Do ponto de vista jurídico, esta configuração levanta uma questão central: pode uma entidade privada, criada por iniciativa unilateral de um chefe de Estado, reivindicar funções materialmente equivalentes às de uma organização internacional pública? A resposta, à luz do direito internacional público, é negativa.

A arquitetura institucional do “Conselho de Paz” contraria frontalmente princípios basilares como: (i) A igualdade soberana dos Estados; (ii) A decisão colegial; (iii) Aa responsabilização institucional; e (iv) A legalidade internacional.

 A carta constitutiva da entidade consagra Donald Trump como “Chairman” e membro vitalício, atribuindo-lhe poderes unilaterais para adotar resoluções e iniciativas em nome do conselho, sem qualquer dever de consulta, deliberação ou controlo.

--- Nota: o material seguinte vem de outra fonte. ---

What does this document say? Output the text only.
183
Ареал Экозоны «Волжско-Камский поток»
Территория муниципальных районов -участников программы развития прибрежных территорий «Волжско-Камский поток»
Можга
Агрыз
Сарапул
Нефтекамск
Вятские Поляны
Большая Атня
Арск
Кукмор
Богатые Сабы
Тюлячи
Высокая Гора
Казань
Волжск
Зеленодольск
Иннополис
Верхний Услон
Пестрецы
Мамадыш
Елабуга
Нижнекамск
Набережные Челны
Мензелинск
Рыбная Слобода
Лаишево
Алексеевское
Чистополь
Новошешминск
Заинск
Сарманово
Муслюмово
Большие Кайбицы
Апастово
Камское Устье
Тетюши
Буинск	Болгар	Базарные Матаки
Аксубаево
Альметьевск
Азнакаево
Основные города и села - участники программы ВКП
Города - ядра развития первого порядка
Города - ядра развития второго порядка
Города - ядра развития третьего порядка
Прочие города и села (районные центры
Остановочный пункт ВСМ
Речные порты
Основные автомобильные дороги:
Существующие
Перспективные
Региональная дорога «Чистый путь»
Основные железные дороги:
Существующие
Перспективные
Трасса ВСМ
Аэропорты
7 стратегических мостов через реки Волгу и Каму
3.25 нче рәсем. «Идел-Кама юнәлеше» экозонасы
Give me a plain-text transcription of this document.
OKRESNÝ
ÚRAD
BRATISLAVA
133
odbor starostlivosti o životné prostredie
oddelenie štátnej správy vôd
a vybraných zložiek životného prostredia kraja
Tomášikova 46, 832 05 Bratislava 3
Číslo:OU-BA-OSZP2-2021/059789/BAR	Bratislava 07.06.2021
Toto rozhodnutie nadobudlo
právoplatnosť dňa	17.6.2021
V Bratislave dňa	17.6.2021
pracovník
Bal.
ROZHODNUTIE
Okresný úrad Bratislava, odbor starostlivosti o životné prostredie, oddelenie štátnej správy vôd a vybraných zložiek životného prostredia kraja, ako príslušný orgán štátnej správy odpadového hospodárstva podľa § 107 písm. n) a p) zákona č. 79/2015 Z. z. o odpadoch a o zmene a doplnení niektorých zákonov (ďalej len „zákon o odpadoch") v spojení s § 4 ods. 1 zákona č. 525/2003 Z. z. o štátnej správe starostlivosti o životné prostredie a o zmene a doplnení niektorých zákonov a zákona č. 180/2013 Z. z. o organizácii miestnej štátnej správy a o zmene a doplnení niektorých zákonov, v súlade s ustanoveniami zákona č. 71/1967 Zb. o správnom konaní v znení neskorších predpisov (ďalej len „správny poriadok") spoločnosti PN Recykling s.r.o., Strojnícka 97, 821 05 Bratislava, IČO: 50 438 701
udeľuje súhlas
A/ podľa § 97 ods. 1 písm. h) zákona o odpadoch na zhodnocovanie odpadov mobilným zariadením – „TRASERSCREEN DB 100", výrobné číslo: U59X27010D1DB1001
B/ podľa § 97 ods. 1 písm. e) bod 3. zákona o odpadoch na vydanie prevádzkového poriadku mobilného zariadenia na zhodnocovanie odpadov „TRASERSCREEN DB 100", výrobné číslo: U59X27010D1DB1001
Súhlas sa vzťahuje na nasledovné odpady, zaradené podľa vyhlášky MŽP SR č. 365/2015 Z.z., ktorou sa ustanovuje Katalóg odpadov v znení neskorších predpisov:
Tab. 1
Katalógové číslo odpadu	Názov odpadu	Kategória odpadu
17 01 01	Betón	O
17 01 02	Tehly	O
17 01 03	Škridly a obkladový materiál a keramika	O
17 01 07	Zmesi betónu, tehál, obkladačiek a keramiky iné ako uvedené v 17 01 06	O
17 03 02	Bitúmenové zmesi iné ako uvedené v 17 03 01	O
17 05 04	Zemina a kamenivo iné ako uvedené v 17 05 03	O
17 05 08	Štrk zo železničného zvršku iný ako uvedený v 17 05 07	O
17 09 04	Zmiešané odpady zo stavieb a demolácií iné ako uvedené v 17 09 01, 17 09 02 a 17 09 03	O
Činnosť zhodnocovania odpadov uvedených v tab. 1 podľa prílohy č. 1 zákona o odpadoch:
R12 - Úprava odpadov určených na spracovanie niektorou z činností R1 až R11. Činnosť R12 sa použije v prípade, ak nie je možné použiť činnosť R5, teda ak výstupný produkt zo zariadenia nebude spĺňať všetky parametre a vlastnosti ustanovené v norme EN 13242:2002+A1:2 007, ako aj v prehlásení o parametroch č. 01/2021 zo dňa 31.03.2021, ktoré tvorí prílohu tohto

Tal modelo afasta-se não apenas do paradigma das organizações internacionais, mas também dos elementos mínimos de uma governação constitucionalizada.

No plano do constitucionalismo global, entendido como o esforço de submeter o exercício do poder internacional a princípios análogos aos do constitucionalismo interno — separação de poderes, limitação do poder, rule of law e proteção de bens públicos globais — o “Conselho de Paz” representa uma regressão profunda. Em vez de uma autoridade limitada por normas, institui-se uma autoridade personalista, não eleita, não responsável e financeiramente condicionada.

A declaração de Trump, proferida em 20 de janeiro de 2026 — “as Nações Unidas nunca me ajudaram” — traduz uma rejeição explícita da lógica institucional do sistema da Organização das Nações Unidas, fundada na Carta das Nações Unidas. Ao afirmar que o seu conselho “poderia” substituir a ONU, Trump não apenas ignora a base jurídica da organização universal, como propõe um modelo concorrente desprovido de legitimidade jurídica internacional.

A comparação implícita com o Conselho de Segurança das Nações Unidas é particularmente reveladora. Se este órgão é frequentemente criticado pelo uso do veto e por assimetrias de poder, tais limitações resultam ainda assim de um compromisso jurídico multilateral. No “Conselho de Paz”, o veto deixa de ser exceção institucional para se tornar prerrogativa pessoal, concentrada num único indivíduo, sem fundamento normativo nem contrapesos.

Adicionalmente, a exigência de um pagamento de mil milhões de dólares por assento viola a própria ideia de participação estatal baseada na soberania e na igualdade jurídica, introduzindo um critério puramente patrimonial de acesso à governação da paz. O que se apresenta como inovação institucional aproxima-se, na realidade, de uma mercantilização da segurança internacional, incompatível com a noção de paz como bem público global.

Não se trata, portanto, de uma simples iniciativa paralela ou de um fórum alternativo de concertação política. O “Conselho de Paz” configura um desvio estrutural face ao direito internacional público, promovendo uma lógica de governação global privada, personalizada e financeiramente seletiva, em detrimento do modelo jurídico-institucional construído desde 1945.

Se o constitucionalismo global visa limitar o poder para proteger a comunidade internacional, o projeto de Trump aponta na direção oposta: a normalização de um poder global não limitado, não jurídico e vitalício. A paz, nesse enquadramento, deixa de ser um objetivo regulado pelo direito e passa a ser instrumento de autoridade individual.

Em última instância, o “Conselho de Paz” não simboliza uma reforma do sistema internacional, mas a sua desconstitucionalização.